For crickets, remember, crickets can't scale the face of a smooth plastic cup, but Creos can. So, with a little design work, you can have space for the crickets at the bottom to hide, and opportunities for the creos to adventure down to pick them off. This works well with considerably smaller crickets.

If using deli cups, consider Humidity Foam at the bottom. A good drenching sould last you 3 or 4 days, assuming they aren't baking under a heat lamp. If you DO use heat lamps, put them on a timer.

But, if possible, skip all this and just find a good bug-sitter.


----------



## Mantiskid (Jan 1, 2012)

Thanks for all the help. I ended up just leaving some FFs in each enclosure, which worked out fine.However, I did find a lot of dead flies in the containers when I came back from vacation. Any suggestions for keeping the flies alive longer?


----------



## twolfe (Jan 1, 2012)

Did you put a culture in the enclosure or just the flies? How long were you gone?

I create smaller cultures for when I'm going out of town. Instead of leaving the lid off, I cut a small hole in the cloth lid so that the flies can come and go. I create them in advance so that I have larvae, pupae and flies in the cultures so that more flies will hatch while I'm away.


----------



## Mantiskid (Jan 3, 2012)

Tammy Wolfe said:


> Did you put a culture in the enclosure or just the flies? How long were you gone?

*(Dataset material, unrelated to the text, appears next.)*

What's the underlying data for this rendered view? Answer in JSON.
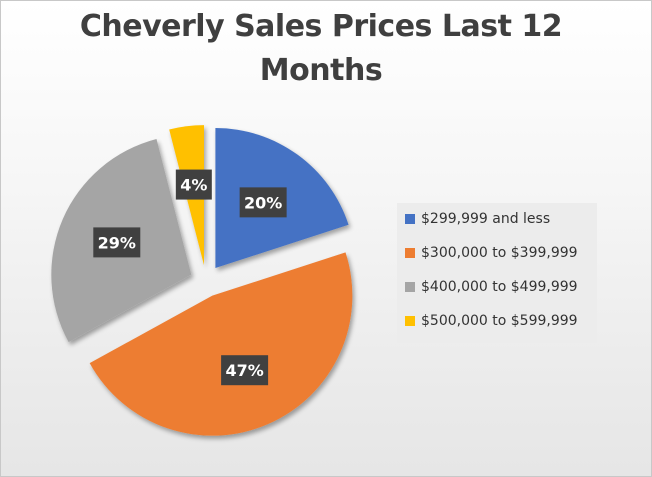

We were gone for about 3-4 days.And no, I didn't put a culture in the containers.I don't think I could fit one in the enclosures, either, because I'm keeping the Mantids in deli cups.

P.S. What is the "recipe" for the stuff that you put in the Fruit Fly cultures?


----------



## twolfe (Jan 3, 2012)

http://mantidforum.net/forums/index.php?showtopic=7715&amp;st=0

Here's a link to a discussion on ingredients. I use both commercial mixes and make my own.

The full established cultures I add are to the net enclosures. However, I do add little sample cups with some food for the fruit flies in them for shorter trips. I make a small hole in the lid for the flies to go in and out. It works well unless they are under a heat lamp. Then they often dry out too fast.


----------